Well, we in the law biz call it "corroboration."

"He's just trying to make money on his book!": Because, as we know, only books that bash Bush make money. Just ask Ann Coulter, Scott Hannity, Bill O'Reilly, etc. etc.

Of course, those authors tend to make the best-seller lists with a "dagger," a little icon by their title that indicates that booksellers are reporting large, multiple copy "bulk buys" meant for the express purpose of getting the book on the list.

Seems to me that if McClellan was only trying to get rich, he'd have gone with a publisher who'd get him on the lists by hook or by crook, rather than the small Public Affairs Press, which is notorious in the publishing world for its modest advances.

There's an old saying that "when you throw a rock into a pack of dogs, the one that yelps loudest is the one you hit." Judging from the reaction to Scott McClellan's book, it was one big rock that hit a lot of dogs.

3 comments:

pattinase (abbott) said...

I think he couldn't live with himself any longer.
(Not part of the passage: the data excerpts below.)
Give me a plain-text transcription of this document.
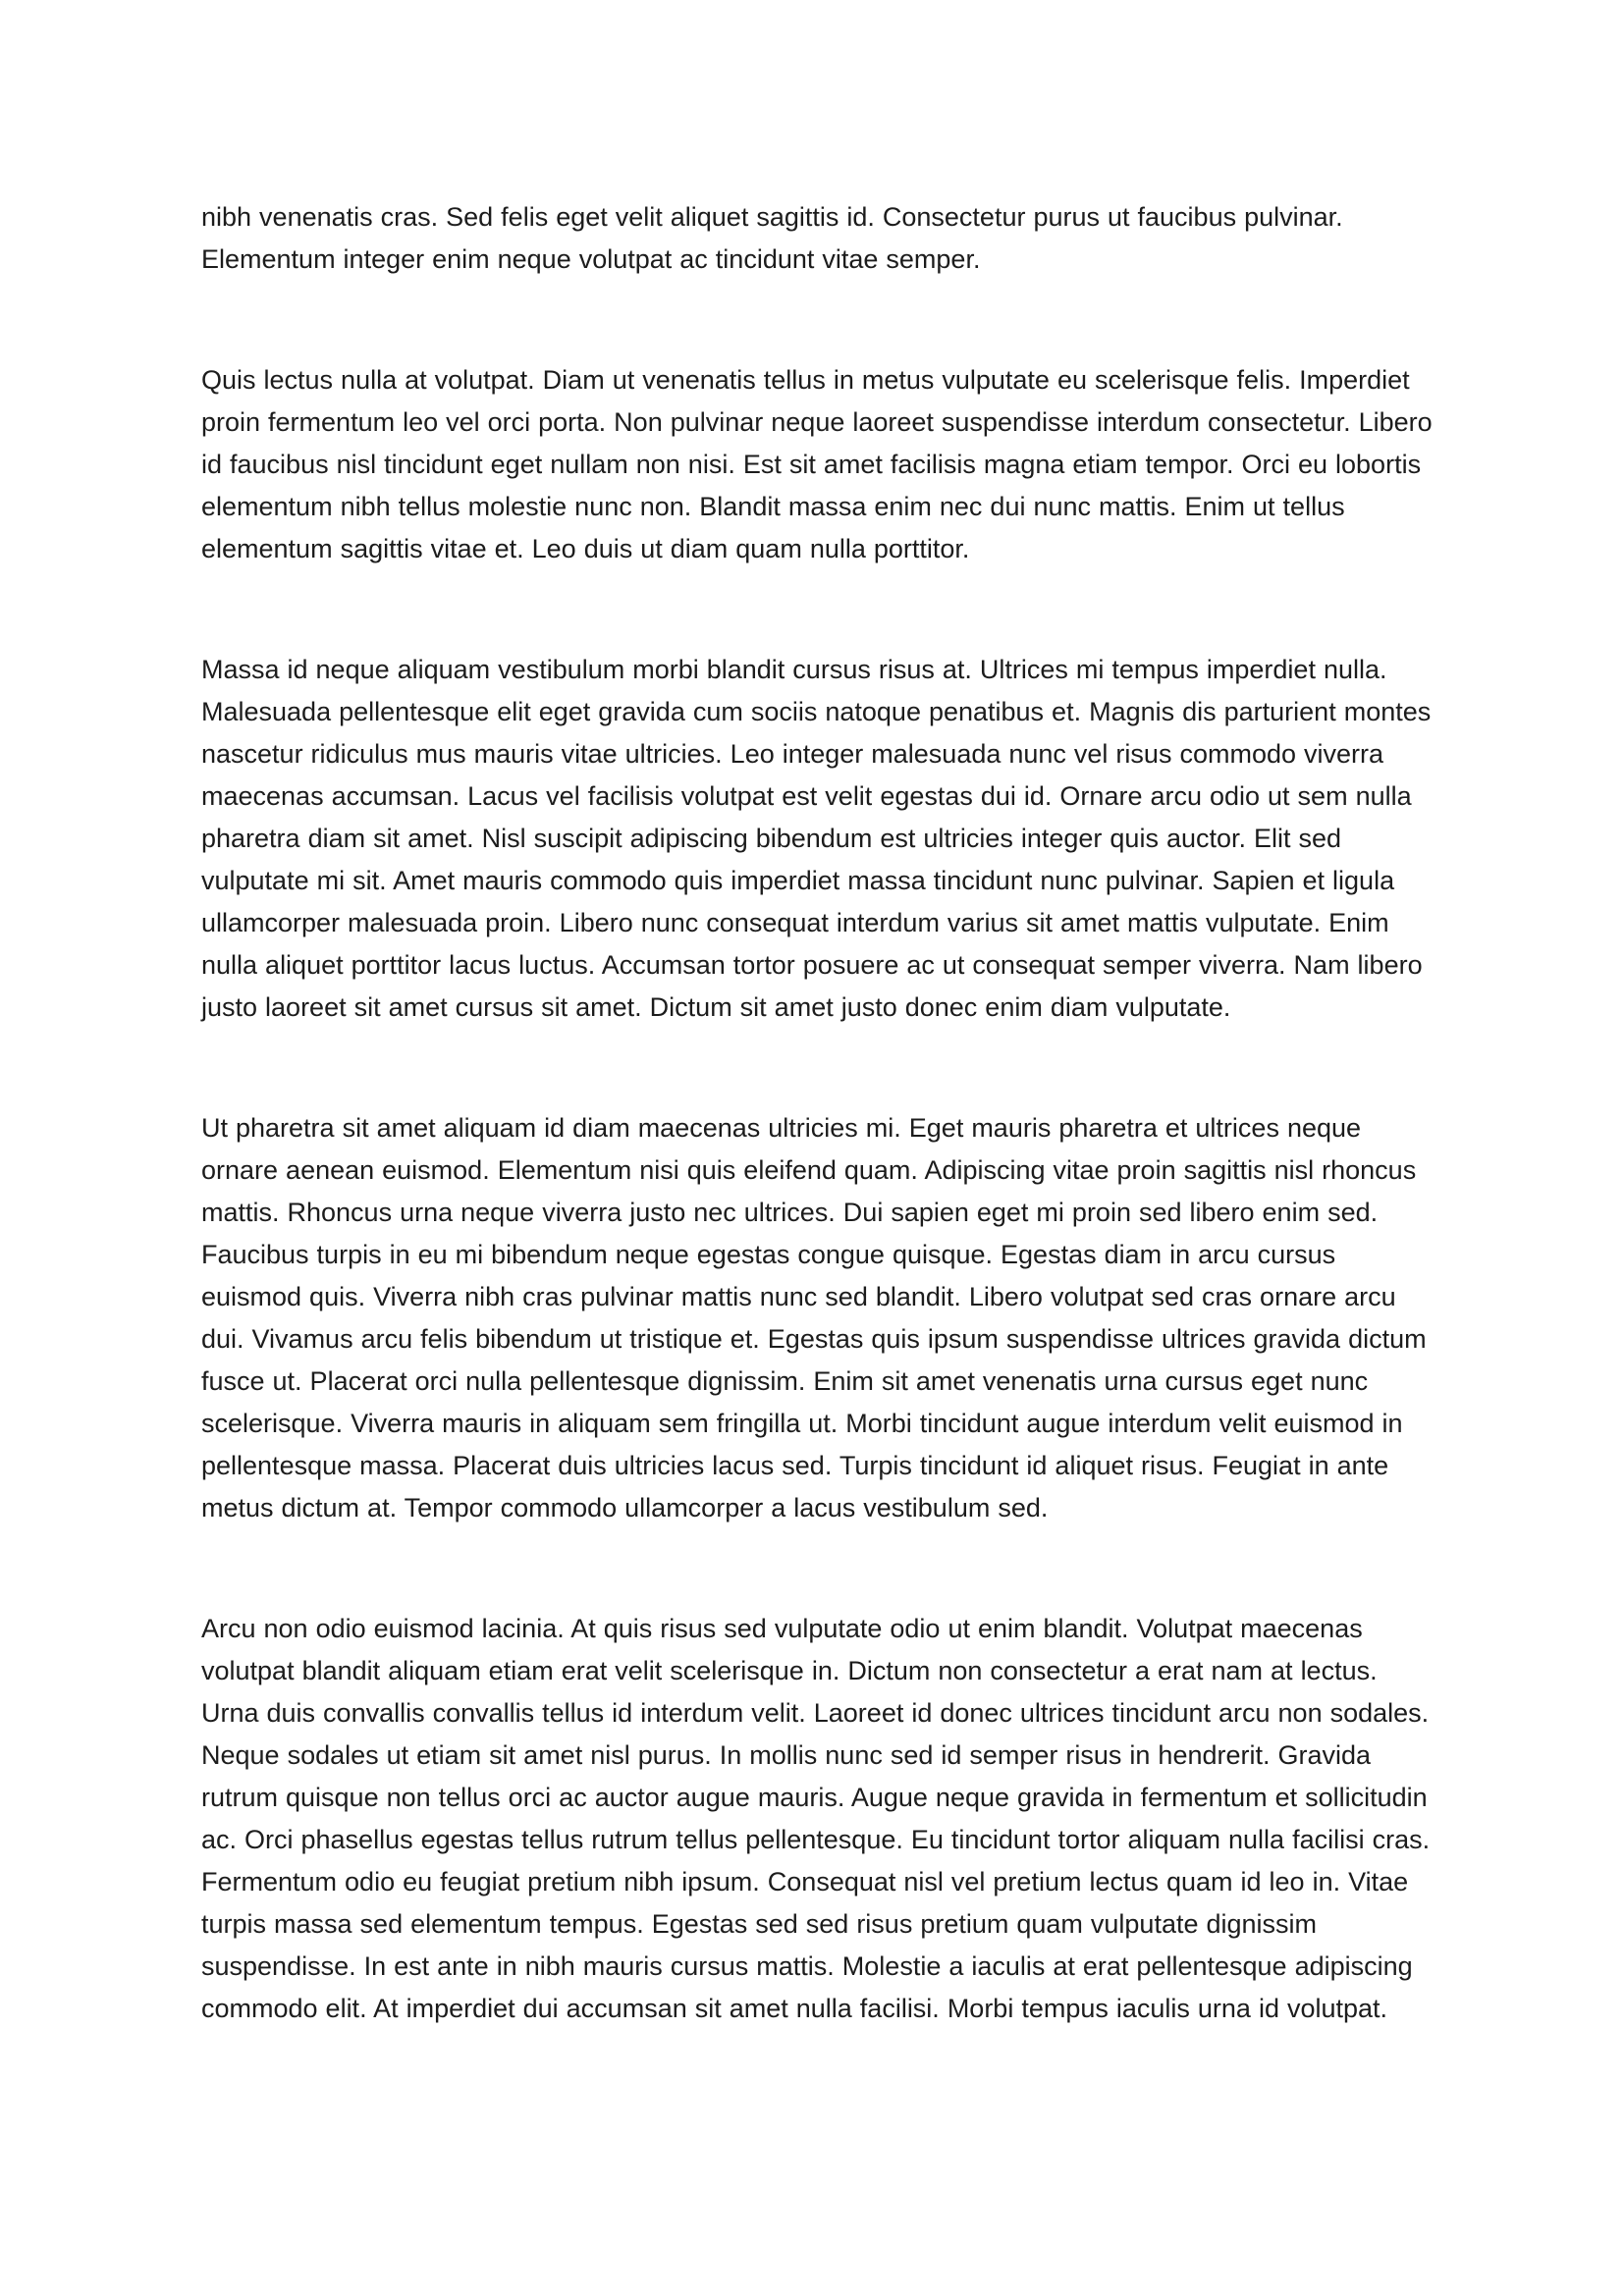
nibh venenatis cras. Sed felis eget velit aliquet sagittis id. Consectetur purus ut faucibus pulvinar. Elementum integer enim neque volutpat ac tincidunt vitae semper.

Quis lectus nulla at volutpat. Diam ut venenatis tellus in metus vulputate eu scelerisque felis. Imperdiet proin fermentum leo vel orci porta. Non pulvinar neque laoreet suspendisse interdum consectetur. Libero id faucibus nisl tincidunt eget nullam non nisi. Est sit amet facilisis magna etiam tempor. Orci eu lobortis elementum nibh tellus molestie nunc non. Blandit massa enim nec dui nunc mattis. Enim ut tellus elementum sagittis vitae et. Leo duis ut diam quam nulla porttitor.

Massa id neque aliquam vestibulum morbi blandit cursus risus at. Ultrices mi tempus imperdiet nulla. Malesuada pellentesque elit eget gravida cum sociis natoque penatibus et. Magnis dis parturient montes nascetur ridiculus mus mauris vitae ultricies. Leo integer malesuada nunc vel risus commodo viverra maecenas accumsan. Lacus vel facilisis volutpat est velit egestas dui id. Ornare arcu odio ut sem nulla pharetra diam sit amet. Nisl suscipit adipiscing bibendum est ultricies integer quis auctor. Elit sed vulputate mi sit. Amet mauris commodo quis imperdiet massa tincidunt nunc pulvinar. Sapien et ligula ullamcorper malesuada proin. Libero nunc consequat interdum varius sit amet mattis vulputate. Enim nulla aliquet porttitor lacus luctus. Accumsan tortor posuere ac ut consequat semper viverra. Nam libero justo laoreet sit amet cursus sit amet. Dictum sit amet justo donec enim diam vulputate.

Ut pharetra sit amet aliquam id diam maecenas ultricies mi. Eget mauris pharetra et ultrices neque ornare aenean euismod. Elementum nisi quis eleifend quam. Adipiscing vitae proin sagittis nisl rhoncus mattis. Rhoncus urna neque viverra justo nec ultrices. Dui sapien eget mi proin sed libero enim sed. Faucibus turpis in eu mi bibendum neque egestas congue quisque. Egestas diam in arcu cursus euismod quis. Viverra nibh cras pulvinar mattis nunc sed blandit. Libero volutpat sed cras ornare arcu dui. Vivamus arcu felis bibendum ut tristique et. Egestas quis ipsum suspendisse ultrices gravida dictum fusce ut. Placerat orci nulla pellentesque dignissim. Enim sit amet venenatis urna cursus eget nunc scelerisque. Viverra mauris in aliquam sem fringilla ut. Morbi tincidunt augue interdum velit euismod in pellentesque massa. Placerat duis ultricies lacus sed. Turpis tincidunt id aliquet risus. Feugiat in ante metus dictum at. Tempor commodo ullamcorper a lacus vestibulum sed.

Arcu non odio euismod lacinia. At quis risus sed vulputate odio ut enim blandit. Volutpat maecenas volutpat blandit aliquam etiam erat velit scelerisque in. Dictum non consectetur a erat nam at lectus. Urna duis convallis convallis tellus id interdum velit. Laoreet id donec ultrices tincidunt arcu non sodales. Neque sodales ut etiam sit amet nisl purus. In mollis nunc sed id semper risus in hendrerit. Gravida rutrum quisque non tellus orci ac auctor augue mauris. Augue neque gravida in fermentum et sollicitudin ac. Orci phasellus egestas tellus rutrum tellus pellentesque. Eu tincidunt tortor aliquam nulla facilisi cras. Fermentum odio eu feugiat pretium nibh ipsum. Consequat nisl vel pretium lectus quam id leo in. Vitae turpis massa sed elementum tempus. Egestas sed sed risus pretium quam vulputate dignissim suspendisse. In est ante in nibh mauris cursus mattis. Molestie a iaculis at erat pellentesque adipiscing commodo elit. At imperdiet dui accumsan sit amet nulla facilisi. Morbi tempus iaculis urna id volutpat.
At least that's how most people would feel. I think he's donating some of the profits to charity too.

becky hutchison said...

When I first heard reporters talk about McClellan's book, they seemed surprised that he would even write a tell-all book like this. My take on those reports was that McClellan was not someone who would "kiss and tell" unless it was truly necessary.

Now after hearing Bush insiders bash McClellan's accusations and then try to redirect the negative attention onto McClellan, I can't help feeling that Bush et al "...doth protest too much..."

Bill Cameron said...

Then there's the chorus of "We have examined our own performance and concluded we did nothing wrong," on the part of many top-tier "journalists." This whole thing would be almost funny if so many lives hadn't been ruined or ended.